On Fri, 2025-11-28 at 11:06 +0100, Christian König wrote:
> On 11/27/25 12:10, Philipp Stanner wrote:
> > On Thu, 2025-11-13 at 15:51 +0100, Christian König wrote:
> > > This should allow amdkfd_fences to outlive the amdgpu module.
> > >
> > > v2: implement Felix suggestion to lock the fence while signaling it.
> > >
> > > Signed-off-by: Christian König <[email protected]>
> > > ---
> > >
> > >
[…]
> > > diff --git a/drivers/gpu/drm/amd/amdkfd/kfd_process.c
> > > b/drivers/gpu/drm/amd/amdkfd/kfd_process.c
> > > index a085faac9fe1..8fac70b839ed 100644
> > > --- a/drivers/gpu/drm/amd/amdkfd/kfd_process.c
> > > +++ b/drivers/gpu/drm/amd/amdkfd/kfd_process.c
> > > @@ -1173,7 +1173,7 @@ static void kfd_process_wq_release(struct
> > > work_struct *work)
> > > synchronize_rcu();
> > > ef = rcu_access_pointer(p->ef);
> > > if (ef)
> > > - dma_fence_signal(ef);
> > > + amdkfd_fence_signal(ef);
> > >
> > > kfd_process_remove_sysfs(p);
> > > kfd_debugfs_remove_process(p);
> > > @@ -1990,7 +1990,6 @@ kfd_process_gpuid_from_node(struct kfd_process *p,
> > > struct kfd_node *node,
> > > static int signal_eviction_fence(struct kfd_process *p)
> > > {
> > > struct dma_fence *ef;
> > > - int ret;
> > >
> > > rcu_read_lock();
> > > ef = dma_fence_get_rcu_safe(&p->ef);
> > > @@ -1998,10 +1997,10 @@ static int signal_eviction_fence(struct
> > > kfd_process *p)
> > > if (!ef)
> > > return -EINVAL;
> > >
> > > - ret = dma_fence_signal(ef);
> > > + amdkfd_fence_signal(ef);
> > > dma_fence_put(ef);
> > >
> > > - return ret;
> > > + return 0;
> >
> > Oh wait, that's the code I'm also touching in my return code series!
> >
> > https://lore.kernel.org/dri-devel/[email protected]/
> >
> >
> > Does this series then solve the problem Felix pointed out in
> > evict_process_worker()?
>
> No it doesn't, I wasn't aware that the higher level code actually needs the
> status.

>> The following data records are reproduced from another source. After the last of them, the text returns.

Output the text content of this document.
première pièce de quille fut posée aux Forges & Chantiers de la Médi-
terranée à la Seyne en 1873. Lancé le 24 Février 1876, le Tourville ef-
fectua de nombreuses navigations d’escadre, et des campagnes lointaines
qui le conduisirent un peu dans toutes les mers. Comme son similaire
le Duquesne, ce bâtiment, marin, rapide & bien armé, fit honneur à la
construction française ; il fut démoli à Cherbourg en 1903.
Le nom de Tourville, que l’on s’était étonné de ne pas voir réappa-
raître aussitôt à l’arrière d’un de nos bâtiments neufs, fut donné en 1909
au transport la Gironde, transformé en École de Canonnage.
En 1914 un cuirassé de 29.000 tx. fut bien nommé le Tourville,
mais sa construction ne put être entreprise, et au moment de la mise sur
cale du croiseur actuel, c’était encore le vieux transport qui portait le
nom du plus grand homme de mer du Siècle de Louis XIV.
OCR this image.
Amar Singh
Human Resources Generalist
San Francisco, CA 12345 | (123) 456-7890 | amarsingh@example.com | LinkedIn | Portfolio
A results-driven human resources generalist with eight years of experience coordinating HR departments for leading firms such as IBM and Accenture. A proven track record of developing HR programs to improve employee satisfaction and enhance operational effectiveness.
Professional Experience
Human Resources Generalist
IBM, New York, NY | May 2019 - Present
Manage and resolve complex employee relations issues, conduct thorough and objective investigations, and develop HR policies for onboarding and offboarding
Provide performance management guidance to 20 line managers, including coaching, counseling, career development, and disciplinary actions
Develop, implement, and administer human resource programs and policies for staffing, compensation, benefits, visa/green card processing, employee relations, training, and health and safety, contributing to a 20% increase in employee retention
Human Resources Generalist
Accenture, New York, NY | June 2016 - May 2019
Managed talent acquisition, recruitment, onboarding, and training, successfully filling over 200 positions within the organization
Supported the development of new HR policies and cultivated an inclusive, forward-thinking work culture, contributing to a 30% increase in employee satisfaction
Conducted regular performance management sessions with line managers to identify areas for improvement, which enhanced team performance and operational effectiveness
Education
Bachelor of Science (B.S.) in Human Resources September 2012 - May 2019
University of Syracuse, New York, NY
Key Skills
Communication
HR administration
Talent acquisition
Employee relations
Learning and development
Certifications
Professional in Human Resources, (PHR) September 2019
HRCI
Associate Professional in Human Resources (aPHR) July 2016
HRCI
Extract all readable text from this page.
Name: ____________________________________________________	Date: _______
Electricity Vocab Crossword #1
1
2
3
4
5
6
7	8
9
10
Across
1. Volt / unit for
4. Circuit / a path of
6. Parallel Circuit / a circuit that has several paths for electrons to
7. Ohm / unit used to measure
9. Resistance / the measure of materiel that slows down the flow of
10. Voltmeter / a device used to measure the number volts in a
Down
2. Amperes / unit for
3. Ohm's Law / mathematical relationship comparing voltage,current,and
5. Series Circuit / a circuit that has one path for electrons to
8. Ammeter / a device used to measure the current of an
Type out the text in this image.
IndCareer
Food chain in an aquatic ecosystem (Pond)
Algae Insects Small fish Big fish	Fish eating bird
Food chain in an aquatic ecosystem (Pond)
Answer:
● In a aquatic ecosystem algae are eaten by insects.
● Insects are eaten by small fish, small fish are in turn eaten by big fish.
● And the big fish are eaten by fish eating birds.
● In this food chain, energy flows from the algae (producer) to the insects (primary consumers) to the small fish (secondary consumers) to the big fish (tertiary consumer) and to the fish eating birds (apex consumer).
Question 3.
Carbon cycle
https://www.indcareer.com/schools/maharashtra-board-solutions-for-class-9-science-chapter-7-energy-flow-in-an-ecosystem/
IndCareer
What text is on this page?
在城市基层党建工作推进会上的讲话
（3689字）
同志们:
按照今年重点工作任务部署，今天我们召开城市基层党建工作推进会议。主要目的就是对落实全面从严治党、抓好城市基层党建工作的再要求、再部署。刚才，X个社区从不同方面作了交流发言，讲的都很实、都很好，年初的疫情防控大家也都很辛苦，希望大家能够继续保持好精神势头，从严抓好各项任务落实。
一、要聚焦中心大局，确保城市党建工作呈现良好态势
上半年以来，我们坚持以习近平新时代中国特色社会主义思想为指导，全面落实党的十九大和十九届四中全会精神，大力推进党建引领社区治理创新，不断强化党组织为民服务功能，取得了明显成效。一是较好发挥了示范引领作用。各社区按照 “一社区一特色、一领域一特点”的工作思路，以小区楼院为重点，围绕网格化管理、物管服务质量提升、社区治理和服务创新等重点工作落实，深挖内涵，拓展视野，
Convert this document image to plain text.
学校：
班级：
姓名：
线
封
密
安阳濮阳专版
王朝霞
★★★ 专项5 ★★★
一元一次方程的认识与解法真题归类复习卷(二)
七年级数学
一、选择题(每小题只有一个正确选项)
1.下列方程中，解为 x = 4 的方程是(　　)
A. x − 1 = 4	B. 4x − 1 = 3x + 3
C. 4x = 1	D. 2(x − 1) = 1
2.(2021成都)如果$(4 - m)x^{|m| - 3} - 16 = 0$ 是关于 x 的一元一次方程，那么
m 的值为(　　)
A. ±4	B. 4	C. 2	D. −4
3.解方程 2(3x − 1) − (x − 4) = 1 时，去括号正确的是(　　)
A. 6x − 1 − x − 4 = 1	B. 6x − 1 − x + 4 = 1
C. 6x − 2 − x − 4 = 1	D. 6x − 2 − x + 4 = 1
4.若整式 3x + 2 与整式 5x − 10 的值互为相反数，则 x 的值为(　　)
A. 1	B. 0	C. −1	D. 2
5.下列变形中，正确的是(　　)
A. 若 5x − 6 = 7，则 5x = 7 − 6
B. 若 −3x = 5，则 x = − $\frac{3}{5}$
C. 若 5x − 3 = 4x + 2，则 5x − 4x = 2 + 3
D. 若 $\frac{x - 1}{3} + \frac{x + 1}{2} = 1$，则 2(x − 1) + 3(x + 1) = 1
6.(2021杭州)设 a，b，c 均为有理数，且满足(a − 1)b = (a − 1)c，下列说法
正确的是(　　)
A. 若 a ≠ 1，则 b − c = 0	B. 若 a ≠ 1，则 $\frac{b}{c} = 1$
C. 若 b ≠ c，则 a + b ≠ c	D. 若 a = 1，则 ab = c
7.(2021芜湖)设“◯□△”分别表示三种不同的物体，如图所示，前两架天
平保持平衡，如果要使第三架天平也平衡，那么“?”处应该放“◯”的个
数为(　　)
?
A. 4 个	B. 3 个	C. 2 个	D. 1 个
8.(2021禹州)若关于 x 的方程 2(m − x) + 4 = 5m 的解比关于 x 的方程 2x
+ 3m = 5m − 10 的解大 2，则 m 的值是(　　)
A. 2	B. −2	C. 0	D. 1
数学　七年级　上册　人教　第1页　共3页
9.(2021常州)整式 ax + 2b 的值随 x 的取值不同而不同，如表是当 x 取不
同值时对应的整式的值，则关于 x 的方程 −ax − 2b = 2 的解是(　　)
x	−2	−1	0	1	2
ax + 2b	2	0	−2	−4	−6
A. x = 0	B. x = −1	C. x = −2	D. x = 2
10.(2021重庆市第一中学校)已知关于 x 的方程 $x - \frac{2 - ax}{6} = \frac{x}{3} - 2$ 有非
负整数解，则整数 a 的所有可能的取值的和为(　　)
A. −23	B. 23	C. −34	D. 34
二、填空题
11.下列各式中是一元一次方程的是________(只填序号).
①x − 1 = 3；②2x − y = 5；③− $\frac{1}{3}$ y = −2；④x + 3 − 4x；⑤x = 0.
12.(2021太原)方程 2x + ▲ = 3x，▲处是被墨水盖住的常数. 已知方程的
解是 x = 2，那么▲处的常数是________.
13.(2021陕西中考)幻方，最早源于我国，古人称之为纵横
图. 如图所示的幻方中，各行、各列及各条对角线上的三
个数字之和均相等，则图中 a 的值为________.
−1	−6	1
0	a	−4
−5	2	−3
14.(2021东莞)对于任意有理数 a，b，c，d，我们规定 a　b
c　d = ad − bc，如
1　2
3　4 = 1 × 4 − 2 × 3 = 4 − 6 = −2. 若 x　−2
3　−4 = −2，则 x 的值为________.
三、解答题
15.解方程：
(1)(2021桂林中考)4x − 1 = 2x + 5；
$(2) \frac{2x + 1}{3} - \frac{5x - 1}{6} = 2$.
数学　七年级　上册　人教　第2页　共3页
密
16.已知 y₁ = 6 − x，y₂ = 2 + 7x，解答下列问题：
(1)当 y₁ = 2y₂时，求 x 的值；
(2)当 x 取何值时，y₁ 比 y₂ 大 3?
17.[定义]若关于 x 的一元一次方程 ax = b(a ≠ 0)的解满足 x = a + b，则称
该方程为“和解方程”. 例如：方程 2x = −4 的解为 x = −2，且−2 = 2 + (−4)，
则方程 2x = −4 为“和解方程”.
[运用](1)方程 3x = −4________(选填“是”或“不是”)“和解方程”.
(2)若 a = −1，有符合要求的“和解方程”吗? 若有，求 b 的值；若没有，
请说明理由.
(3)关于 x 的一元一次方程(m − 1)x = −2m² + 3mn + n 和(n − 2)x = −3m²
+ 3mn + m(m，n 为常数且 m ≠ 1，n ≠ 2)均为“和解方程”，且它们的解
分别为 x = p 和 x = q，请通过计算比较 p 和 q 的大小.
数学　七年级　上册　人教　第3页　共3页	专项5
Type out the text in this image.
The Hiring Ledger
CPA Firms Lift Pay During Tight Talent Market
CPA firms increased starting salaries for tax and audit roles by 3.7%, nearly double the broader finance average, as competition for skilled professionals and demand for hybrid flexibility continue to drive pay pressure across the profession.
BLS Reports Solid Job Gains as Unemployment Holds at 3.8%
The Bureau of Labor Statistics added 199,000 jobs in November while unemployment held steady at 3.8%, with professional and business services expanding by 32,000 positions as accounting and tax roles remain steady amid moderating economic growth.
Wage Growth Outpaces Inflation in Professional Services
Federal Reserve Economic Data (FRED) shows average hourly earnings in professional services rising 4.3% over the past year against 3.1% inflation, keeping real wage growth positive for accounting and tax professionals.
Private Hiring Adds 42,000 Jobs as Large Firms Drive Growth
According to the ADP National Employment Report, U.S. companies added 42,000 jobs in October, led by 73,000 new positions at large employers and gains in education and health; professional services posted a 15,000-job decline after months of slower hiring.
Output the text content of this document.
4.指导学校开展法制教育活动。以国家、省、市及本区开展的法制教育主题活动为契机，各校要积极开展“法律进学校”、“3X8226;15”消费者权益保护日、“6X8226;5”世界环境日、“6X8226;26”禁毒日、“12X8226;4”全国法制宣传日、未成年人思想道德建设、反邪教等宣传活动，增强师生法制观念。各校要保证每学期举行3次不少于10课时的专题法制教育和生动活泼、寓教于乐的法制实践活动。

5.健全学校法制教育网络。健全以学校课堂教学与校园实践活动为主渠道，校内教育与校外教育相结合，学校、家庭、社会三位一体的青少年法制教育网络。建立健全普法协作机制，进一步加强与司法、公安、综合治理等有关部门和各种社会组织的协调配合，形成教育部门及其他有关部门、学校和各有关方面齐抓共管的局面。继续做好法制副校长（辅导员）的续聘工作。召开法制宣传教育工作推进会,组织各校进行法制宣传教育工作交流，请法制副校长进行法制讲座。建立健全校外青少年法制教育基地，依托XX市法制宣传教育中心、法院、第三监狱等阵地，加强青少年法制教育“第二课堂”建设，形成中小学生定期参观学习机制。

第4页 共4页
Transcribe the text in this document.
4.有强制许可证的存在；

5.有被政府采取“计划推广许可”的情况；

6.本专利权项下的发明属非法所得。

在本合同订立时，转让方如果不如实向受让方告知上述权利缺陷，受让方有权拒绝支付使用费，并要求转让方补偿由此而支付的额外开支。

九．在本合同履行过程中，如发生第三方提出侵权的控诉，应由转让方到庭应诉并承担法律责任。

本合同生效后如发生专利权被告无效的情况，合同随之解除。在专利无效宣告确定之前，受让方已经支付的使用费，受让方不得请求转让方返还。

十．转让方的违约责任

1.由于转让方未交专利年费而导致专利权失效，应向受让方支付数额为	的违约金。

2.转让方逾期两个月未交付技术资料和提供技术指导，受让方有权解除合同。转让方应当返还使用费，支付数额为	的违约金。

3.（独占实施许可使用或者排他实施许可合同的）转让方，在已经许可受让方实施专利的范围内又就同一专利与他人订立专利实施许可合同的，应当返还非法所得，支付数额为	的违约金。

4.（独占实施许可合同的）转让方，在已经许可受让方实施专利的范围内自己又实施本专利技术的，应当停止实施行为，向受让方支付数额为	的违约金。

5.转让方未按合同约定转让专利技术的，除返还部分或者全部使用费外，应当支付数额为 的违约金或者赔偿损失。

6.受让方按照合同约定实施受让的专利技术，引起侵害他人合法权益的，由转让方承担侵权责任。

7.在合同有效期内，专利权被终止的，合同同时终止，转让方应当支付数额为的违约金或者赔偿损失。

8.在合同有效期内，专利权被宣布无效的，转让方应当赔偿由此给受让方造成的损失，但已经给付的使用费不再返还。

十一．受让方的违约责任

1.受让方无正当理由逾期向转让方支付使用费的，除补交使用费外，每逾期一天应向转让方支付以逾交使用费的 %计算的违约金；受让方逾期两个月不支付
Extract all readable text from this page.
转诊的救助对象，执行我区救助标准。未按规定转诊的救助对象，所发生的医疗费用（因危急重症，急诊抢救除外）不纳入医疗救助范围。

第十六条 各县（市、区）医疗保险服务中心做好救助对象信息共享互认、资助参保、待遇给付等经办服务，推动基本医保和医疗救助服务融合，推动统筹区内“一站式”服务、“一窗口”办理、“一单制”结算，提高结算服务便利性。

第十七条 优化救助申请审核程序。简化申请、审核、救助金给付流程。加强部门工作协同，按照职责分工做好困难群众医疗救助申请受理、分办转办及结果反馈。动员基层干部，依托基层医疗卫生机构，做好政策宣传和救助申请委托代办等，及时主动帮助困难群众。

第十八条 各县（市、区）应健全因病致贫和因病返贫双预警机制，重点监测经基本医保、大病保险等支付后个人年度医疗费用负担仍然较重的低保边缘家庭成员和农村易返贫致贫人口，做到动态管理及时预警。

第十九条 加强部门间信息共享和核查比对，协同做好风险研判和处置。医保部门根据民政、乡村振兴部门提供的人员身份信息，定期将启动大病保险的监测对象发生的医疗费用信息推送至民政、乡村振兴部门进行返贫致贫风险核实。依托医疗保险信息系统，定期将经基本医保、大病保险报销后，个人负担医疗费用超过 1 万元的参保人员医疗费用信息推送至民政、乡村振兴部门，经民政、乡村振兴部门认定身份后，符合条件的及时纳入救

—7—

After all Felix is the maintainer of this part.
>
> This patch here needs to be rebased on top of yours and changed accordingly
> to still return the fence status correctly.
>
> But thanks for pointing that out.
Alright, so my (repaired, v2) status-code-removal series shall enter
drm-misc-next first, and then your series here. ACK?
P.